India celebrate victory in the World Twenty20 final
The reception by the public, the media and the players has exceeded our expectations

ICC chief executive Malcolm Speed on the World Twenty20

The meteoric success of the first World Twenty20 will not lead to fewer 50-overs-a-side matches, insists the International Cricket Council.

There have been calls to drop the Champions Trophy event following the successful debut of the shorter format and India's eventual victory.

But ICC chief executive Malcolm Speed told BBC Sport: "We are committed to the Champions Trophy in 2008 and 2010.

"We have a problem of fitting Twenty20 into the international calendar."

There will be another ICC World Twenty20 in England in 2009.

But Speed claimed 50-over internationals - such as the four-yearly World Cup, the Champions Trophy and most limited-overs series between member nations - would not diminish in importance.

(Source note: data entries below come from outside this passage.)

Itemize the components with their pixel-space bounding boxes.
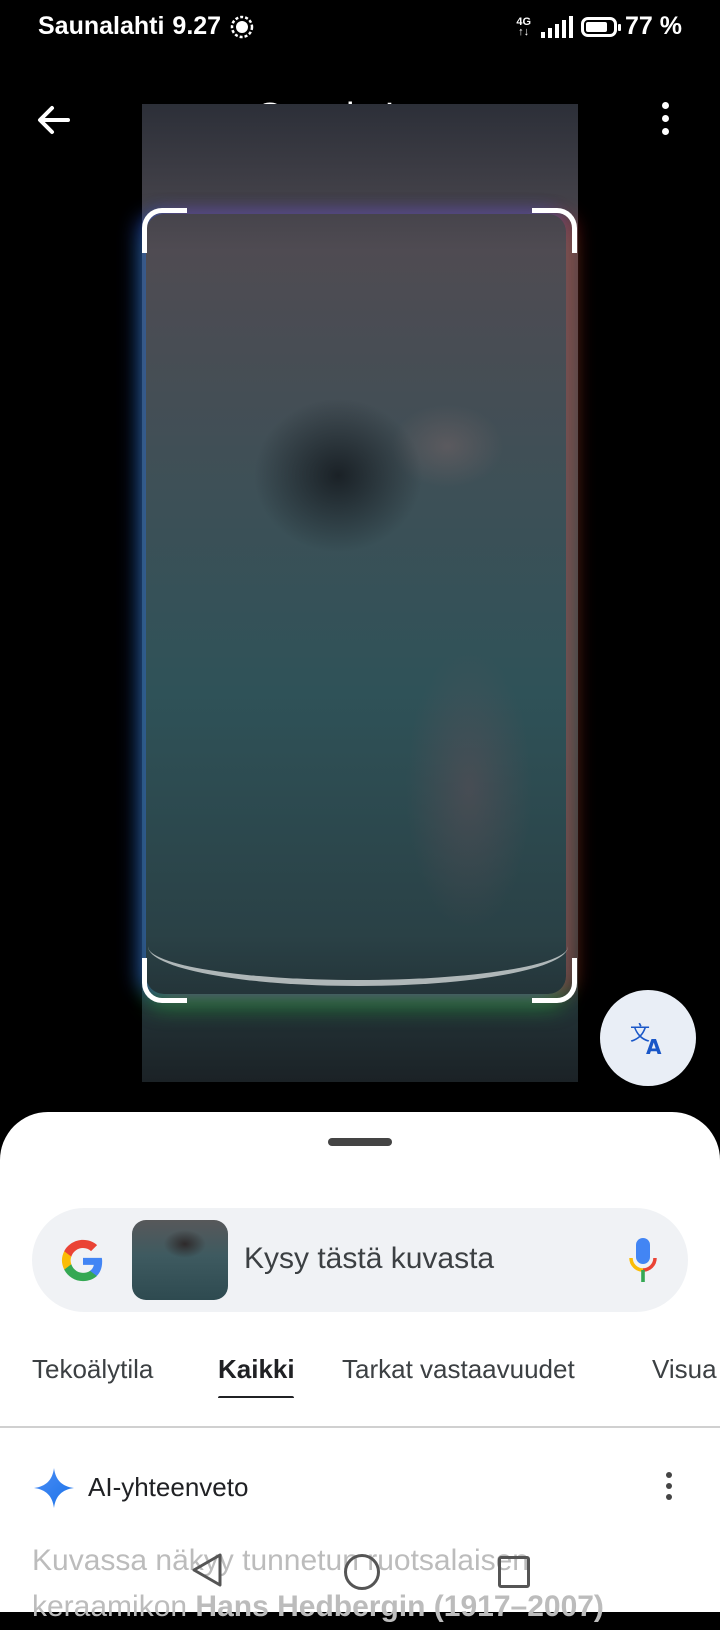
selection-frame[interactable] bbox=[146, 214, 566, 994]
active-tab-indicator bbox=[218, 1396, 294, 1398]
ai-overview-header: AI-yhteenveto bbox=[0, 1458, 720, 1518]
status-bar: Saunalahti 9.27 4G ↑↓ 77 % bbox=[0, 0, 720, 56]
tab-exact-matches[interactable]: Tarkat vastaavuudet bbox=[342, 1354, 575, 1385]
nav-back-icon[interactable] bbox=[190, 1552, 224, 1588]
google-g-icon bbox=[61, 1239, 103, 1282]
network-type: 4G ↑↓ bbox=[516, 15, 532, 38]
crop-handle-bottom-left[interactable] bbox=[142, 958, 187, 1003]
svg-text:A: A bbox=[646, 1035, 662, 1058]
results-sheet[interactable]: Kysy tästä kuvasta Tekoälytila Kaikki Ta… bbox=[0, 1112, 720, 1612]
system-nav-bar bbox=[0, 1540, 720, 1612]
results-tabs: Tekoälytila Kaikki Tarkat vastaavuudet V… bbox=[0, 1334, 720, 1398]
crop-handle-top-left[interactable] bbox=[142, 208, 187, 253]
translate-button[interactable]: 文 A bbox=[600, 990, 696, 1086]
gemini-spark-icon bbox=[34, 1468, 74, 1508]
status-left: Saunalahti 9.27 bbox=[38, 12, 255, 41]
mic-icon[interactable] bbox=[628, 1236, 658, 1284]
battery-percent: 77 % bbox=[625, 12, 682, 40]
battery-icon bbox=[581, 16, 622, 37]
clock: 9.27 bbox=[172, 12, 222, 40]
tabs-divider bbox=[0, 1426, 720, 1428]
query-image-thumbnail[interactable] bbox=[132, 1220, 228, 1300]
crop-handle-bottom-right[interactable] bbox=[532, 958, 577, 1003]
more-vert-icon[interactable] bbox=[666, 1472, 672, 1500]
tab-all[interactable]: Kaikki bbox=[218, 1354, 295, 1385]
tab-visual[interactable]: Visua bbox=[652, 1354, 717, 1385]
signal-icon bbox=[541, 15, 574, 38]
tab-ai-mode[interactable]: Tekoälytila bbox=[32, 1354, 153, 1385]
crop-handle-top-right[interactable] bbox=[532, 208, 577, 253]
status-right: 4G ↑↓ 77 % bbox=[516, 12, 682, 41]
messenger-icon bbox=[230, 15, 254, 38]
sheet-drag-handle[interactable] bbox=[328, 1138, 392, 1146]
nav-recents-icon[interactable] bbox=[498, 1556, 530, 1588]
more-vert-icon[interactable] bbox=[660, 102, 670, 135]
search-input[interactable]: Kysy tästä kuvasta bbox=[244, 1242, 494, 1276]
translate-icon: 文 A bbox=[630, 1021, 662, 1058]
carrier-label: Saunalahti bbox=[38, 12, 165, 40]
nav-home-icon[interactable] bbox=[344, 1554, 380, 1590]
search-bar[interactable]: Kysy tästä kuvasta bbox=[32, 1208, 688, 1312]
ai-overview-title: AI-yhteenveto bbox=[88, 1472, 249, 1502]
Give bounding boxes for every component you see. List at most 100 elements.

BBC Sport's editor Mihir Bose

He said: "Everyone is very pleased with the success of the [Twenty20] tournament.

"We thought it would be well received in South Africa, and the reception by the public, the media and the players has exceeded our expectations.

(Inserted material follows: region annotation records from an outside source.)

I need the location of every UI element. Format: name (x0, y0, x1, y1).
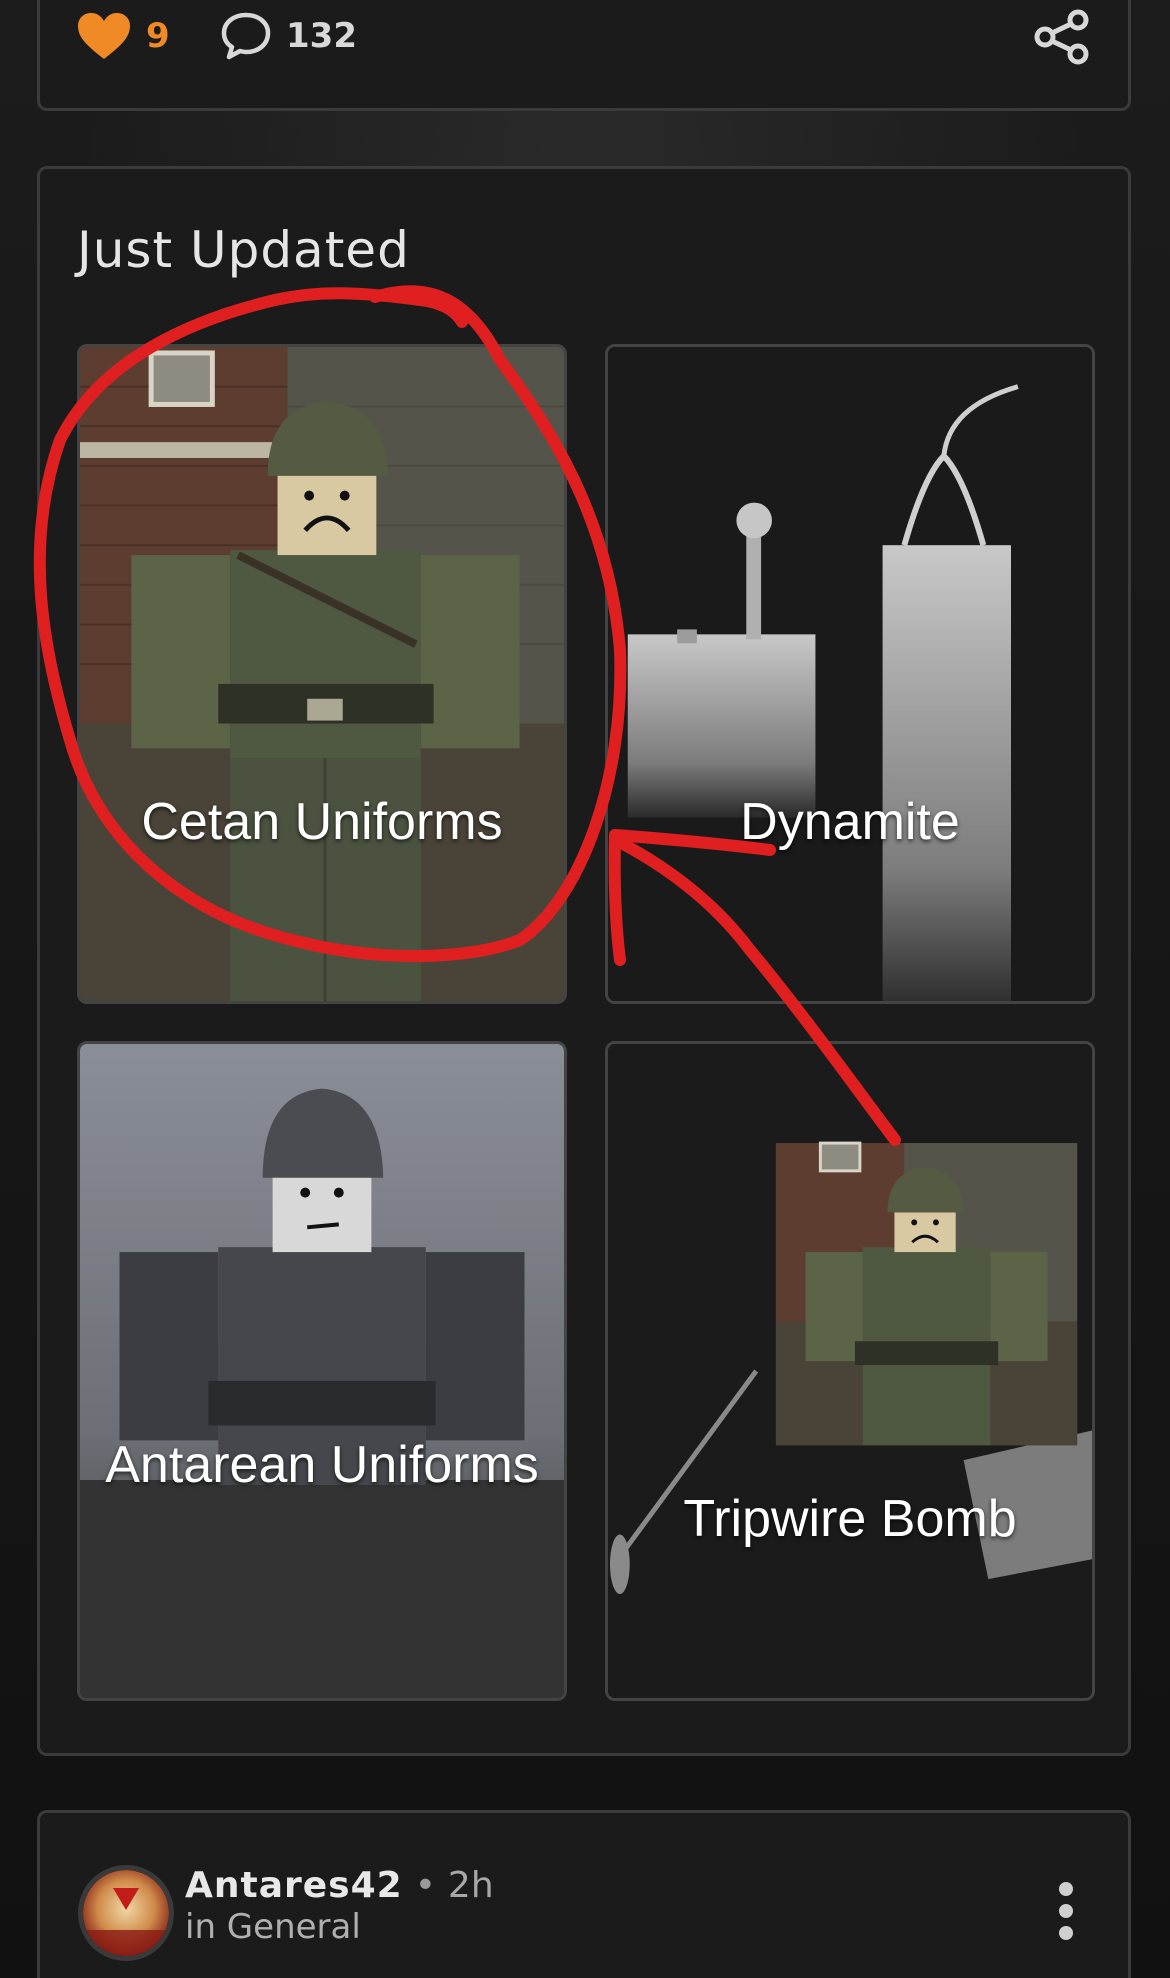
author-line: Antares42 • 2h (185, 1865, 494, 1906)
post-time: 2h (447, 1865, 494, 1906)
heart-icon (78, 13, 130, 59)
tripwire-bomb-image (608, 1044, 1092, 1698)
like-count: 9 (146, 16, 170, 56)
tile-label: Antarean Uniforms (105, 1436, 539, 1494)
separator-dot: • (414, 1865, 436, 1906)
tile-tripwire-bomb[interactable]: Tripwire Bomb (605, 1041, 1095, 1701)
kebab-menu-icon (1059, 1882, 1073, 1940)
share-button[interactable] (1032, 9, 1092, 69)
comment-button[interactable]: 132 (220, 11, 357, 61)
tile-label: Tripwire Bomb (683, 1490, 1017, 1548)
dynamite-image (608, 347, 1092, 1001)
share-icon (1034, 9, 1089, 65)
section-title: Just Updated (77, 221, 410, 279)
like-button[interactable]: 9 (76, 11, 170, 61)
more-options-button[interactable] (1056, 1881, 1076, 1945)
tile-label: Cetan Uniforms (141, 793, 503, 851)
antarean-soldier-image (80, 1044, 564, 1698)
tile-cetan-uniforms[interactable]: Cetan Uniforms (77, 344, 567, 1004)
speech-bubble-icon (221, 12, 271, 60)
tile-dynamite[interactable]: Dynamite (605, 344, 1095, 1004)
author-name[interactable]: Antares42 (185, 1865, 403, 1906)
tile-label: Dynamite (740, 793, 960, 851)
post-card: Antares42 • 2h in General (37, 1810, 1131, 1978)
author-avatar[interactable] (78, 1865, 174, 1961)
avatar-image (83, 1870, 169, 1956)
tile-antarean-uniforms[interactable]: Antarean Uniforms (77, 1041, 567, 1701)
comment-count: 132 (286, 16, 357, 56)
cetan-soldier-image (80, 347, 564, 1001)
post-community[interactable]: in General (185, 1907, 361, 1947)
post-action-bar: 9 132 (37, 0, 1131, 111)
just-updated-section: Just Updated Cetan Uniforms Dynamite Ant… (37, 166, 1131, 1756)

"I don't agree with much of the criticism about the last two World Cups, although some of it is valid.

"But in any event we're very pleased that we've had a very successful event."

The World Cup in the Caribbean earlier in 2007 was criticised for having draconian regulations for spectators and half-empty grounds due to high ticket prices.

At the World Twenty20, tickets were cheap, grounds were full, and the fans were allowed to bring in huge flags - which created a spectacular atmosphere for the final between India and Pakistan.

The ICC World Twenty20 was a predictable hit with the fans
The ICC World Twenty20 was a predictable hit with the fans

"There were an amazing number of flags," said Speed.

"We try to learn from previous events; the fans seem to want to bring their flags in, and express their patriotism for their country so it was great to see that."

He acknowledged that the ICC faced a challenge to fit a third format of the game into a calendar already packed with Tests and 50-over internationals.

But he confirmed that the next World Cup would be much shorter, down to five weeks from seven.

In addition, the 2008 Champions Trophy would be completed in just over two weeks.

"We are committed to the Champions Trophy," Speed insisted.

"It will be an eight-team event, with two groups of four - a short, sharp tournament with the best teams playing in Pakistan next year in September. I think that will be a great event.

"It's a terrific problem to have, now we have three forms of the game.

"As cricket administrators we are very committed to Test cricket, the primary form of the game - it's important we preserve and maintain that.

Olympic sport?

"Fifty-over one-day cricket has proved to be very popular - we have just seen in England a seven-match series with sell-outs in every venue.

"So far the policy is that we have limited the number of international Twenty20 matches each team can play - three home matches and four away matches in a year.

2008: Champions Trophy, Pakistan (50 overs per side)
2009: World Twenty20, England
2010: Champions Trophy, West Indies
2011: World Cup, South Asia
2012-14: Two Champions Trophy and one Twenty20, or vice versa

"We'll review that but at this stage we are very comfortable with that formula."

Speed did concede that if cricket ever became an Olympic sport, Twenty20 would be the best format.

But his view that the Champions Trophy will continue, albeit in a shortened format, may well still disappoint many observers of the game.

BBC cricket correspondent Jonathan Agnew said on Monday: "I don't see how they can seriously consider running three global tournaments in a four-year cycle.

"Something has to go and hopefully the Champions Trophy will get cut."


But the ICC was roundly applauded for its handling of the World Twenty20.

The Independent's cricket correspondent, Stephen Brenkley, said on Test Match Special: "I would go so far as to say it's world cricket reborn, and most importantly the players have embraced it as well."